7/15/2009 – Editorials
By Richard Peterson
I have little hope that any meaningful health care reform will take place this year. The insurance companies are already running ads designed to convince gullible people that the government plans to take their health care choices away. These ads are lies! Don’t believe them!
The present system is a gravy train for insurance companies and they don’t want to be thrown from the train. But the only way enough savings can be wrung out of the health care system is by removing the insurance companies from the mix. Their profits and the bureaucratic hoops policyholders must jump through are a good part of the reason health care is so expensive.
Wendell Potter of the Center for Media and Democracy appeared on "Bill Moyers Journal" on Prairie Public TV Sunday. According to Potter the insurance companies are fighting against any reform. They are hoping nothing happens.
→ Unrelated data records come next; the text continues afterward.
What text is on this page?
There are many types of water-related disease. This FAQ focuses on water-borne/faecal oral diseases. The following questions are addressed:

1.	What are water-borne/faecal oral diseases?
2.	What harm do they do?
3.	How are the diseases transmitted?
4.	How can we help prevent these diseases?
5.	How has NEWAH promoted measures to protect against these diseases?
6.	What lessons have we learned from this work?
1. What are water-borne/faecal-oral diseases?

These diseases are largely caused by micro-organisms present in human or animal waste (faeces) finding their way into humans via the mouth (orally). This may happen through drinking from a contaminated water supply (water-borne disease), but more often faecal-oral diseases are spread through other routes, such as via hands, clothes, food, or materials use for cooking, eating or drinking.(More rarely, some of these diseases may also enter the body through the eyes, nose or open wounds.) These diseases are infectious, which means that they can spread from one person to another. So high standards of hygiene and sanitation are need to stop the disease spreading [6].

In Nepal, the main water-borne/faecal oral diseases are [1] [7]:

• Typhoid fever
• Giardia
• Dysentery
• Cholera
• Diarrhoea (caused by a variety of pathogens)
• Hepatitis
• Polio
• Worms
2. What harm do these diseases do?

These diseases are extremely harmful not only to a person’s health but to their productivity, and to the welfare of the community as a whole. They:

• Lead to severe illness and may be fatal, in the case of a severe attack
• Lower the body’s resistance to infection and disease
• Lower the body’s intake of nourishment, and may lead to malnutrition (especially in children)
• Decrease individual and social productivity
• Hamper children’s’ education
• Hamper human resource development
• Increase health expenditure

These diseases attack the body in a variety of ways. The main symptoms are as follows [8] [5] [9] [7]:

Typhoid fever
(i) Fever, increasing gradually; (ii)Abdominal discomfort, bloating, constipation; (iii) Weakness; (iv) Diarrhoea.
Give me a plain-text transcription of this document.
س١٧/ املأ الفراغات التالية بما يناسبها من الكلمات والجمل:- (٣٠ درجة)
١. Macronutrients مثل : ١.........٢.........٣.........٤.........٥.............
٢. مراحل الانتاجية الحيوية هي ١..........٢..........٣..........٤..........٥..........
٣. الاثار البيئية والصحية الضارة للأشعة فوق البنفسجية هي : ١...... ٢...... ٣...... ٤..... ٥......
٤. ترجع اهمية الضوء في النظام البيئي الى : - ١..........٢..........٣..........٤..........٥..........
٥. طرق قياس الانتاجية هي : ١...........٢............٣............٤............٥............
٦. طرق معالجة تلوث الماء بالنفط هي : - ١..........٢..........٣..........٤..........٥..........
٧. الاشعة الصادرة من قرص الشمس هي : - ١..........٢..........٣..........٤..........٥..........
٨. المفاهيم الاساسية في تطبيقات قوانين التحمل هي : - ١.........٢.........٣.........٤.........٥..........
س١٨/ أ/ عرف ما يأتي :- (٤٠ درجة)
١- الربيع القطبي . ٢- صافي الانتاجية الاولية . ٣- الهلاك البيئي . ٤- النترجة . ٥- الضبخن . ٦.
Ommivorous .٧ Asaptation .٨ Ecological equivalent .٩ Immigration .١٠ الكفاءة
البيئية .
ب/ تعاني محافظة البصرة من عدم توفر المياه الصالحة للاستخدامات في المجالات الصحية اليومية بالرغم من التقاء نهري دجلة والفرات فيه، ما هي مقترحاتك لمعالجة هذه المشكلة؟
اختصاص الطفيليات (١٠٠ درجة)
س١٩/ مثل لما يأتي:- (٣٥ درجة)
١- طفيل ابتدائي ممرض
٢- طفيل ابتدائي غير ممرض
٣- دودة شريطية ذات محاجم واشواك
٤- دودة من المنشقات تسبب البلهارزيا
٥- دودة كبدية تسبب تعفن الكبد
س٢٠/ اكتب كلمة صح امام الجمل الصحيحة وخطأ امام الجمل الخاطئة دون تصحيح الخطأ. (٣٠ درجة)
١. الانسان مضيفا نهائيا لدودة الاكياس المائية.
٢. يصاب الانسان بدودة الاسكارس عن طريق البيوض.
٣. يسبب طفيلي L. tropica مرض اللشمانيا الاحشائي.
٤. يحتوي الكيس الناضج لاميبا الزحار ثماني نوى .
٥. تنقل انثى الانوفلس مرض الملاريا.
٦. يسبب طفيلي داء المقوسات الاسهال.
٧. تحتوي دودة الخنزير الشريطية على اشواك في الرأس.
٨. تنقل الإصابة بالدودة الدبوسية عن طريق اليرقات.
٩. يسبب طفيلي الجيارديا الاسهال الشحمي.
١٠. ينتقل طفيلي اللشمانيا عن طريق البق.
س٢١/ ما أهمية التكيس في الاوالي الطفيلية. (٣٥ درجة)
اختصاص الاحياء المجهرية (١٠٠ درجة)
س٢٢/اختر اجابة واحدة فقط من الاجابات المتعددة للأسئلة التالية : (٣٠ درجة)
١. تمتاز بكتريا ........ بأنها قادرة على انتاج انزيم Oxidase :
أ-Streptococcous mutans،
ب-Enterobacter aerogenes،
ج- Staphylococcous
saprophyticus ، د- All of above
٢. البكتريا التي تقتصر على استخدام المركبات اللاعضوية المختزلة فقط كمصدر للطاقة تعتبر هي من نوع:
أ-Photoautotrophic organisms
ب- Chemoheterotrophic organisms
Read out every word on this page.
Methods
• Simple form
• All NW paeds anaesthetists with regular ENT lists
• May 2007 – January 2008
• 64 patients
He said that during the Clinton years insurance companies spent 95c of every premium dollar on paying medical claims. Today that figure has fallen to 80c. Wall Street demands the insurance companies generate big profits and that is what has happened. Remember, too, that health insurance premiums have skyrocketed in that period of time, so the profits are enormous.
Another way insurance companies maximize profits is by removing those from coverage that need medical care. Aetna, for instance, shed 8 million people from its coverage in recent years. Those people are probably going without insurance.
The conservative ideology is founded on the falsehood that government can do no good. They believe government cannot solve any problems and government involvement only makes things worse. Wrong!
Social Security, a socialist program, is among the most successful programs the US government has ever run. The cost of administering it is 1.4 percent. Medicare, another socialist program, is very successful. The administrative expense of running Medicare is three percent. The administrative expenses of the insurance industry are 20%. Tell me again that government can’t get anything right. Medicare also has a higher satisfaction rate than private health insurance.
You don’t want Socialism? Then we’re going to have to get rid of Social Security, Medicare and Medicaid.
Medicare is government-run insurance. Ask a Medicare recipient if there are long waits to get health care. Ask a Medicare recipient if the program demands that patients use certain doctors and cannot use others. There is no waiting and no dictating to Medicare participants who their medical providers will be.
Full coverage medical insurance for a family runs in the neighborhood of $1,000 per month and the insurance companies raise their premiums every year. This situation simply can’t continue and the system must be changed. Many city, state, federal and school district employees have their premiums paid by the taxpayers. In fact, Harper’s magazine estimates the health care of 83 million Americans is paid by taxpayers. There will come a time when the political subdivisions simply won’t have the funds to cover this expense.
Our present system threatens to bankrupt the US government. That’s not all. Half the personal bankruptcies in the US are estimated to be caused by medical debts and illness. The surprising thing is that according to the Washington Post, three-quarters of those had health insurance.
A letter writer in the Grand Forks Herald stated it very well:
". . . when will enough Americans come to the conclusion that access to health care is an essential service and not just another commodity to be bought and sold on the open market? It’s a conclusion that every other industrialized nation has already come to."
In a recent column the Nobel prize-winning economist Paul Krugman stated that France spends half as much per capita for health care for its citizens as the US does. Everybody is covered and mortality rates in France are similar to those of the US. Why are our health care costs twice that of France? A good part of the reason is because the French don’t allow for profit insurance companies to exploit the situation.
It’s definitely time for a change, but the conservatives are resolute that the insurance industry will maintain its stranglehold on the American health care system. And Democrats are running off in 14 different directions with 14 different plans. The Obama plan, by the way, is far too timid to result in meaningful reform.
What we need is a single payer plan similar to the Canadian system.
I’ve never met a Canadian who was willing to change their system for ours. Canadians don’t ration health care with dollars like we do.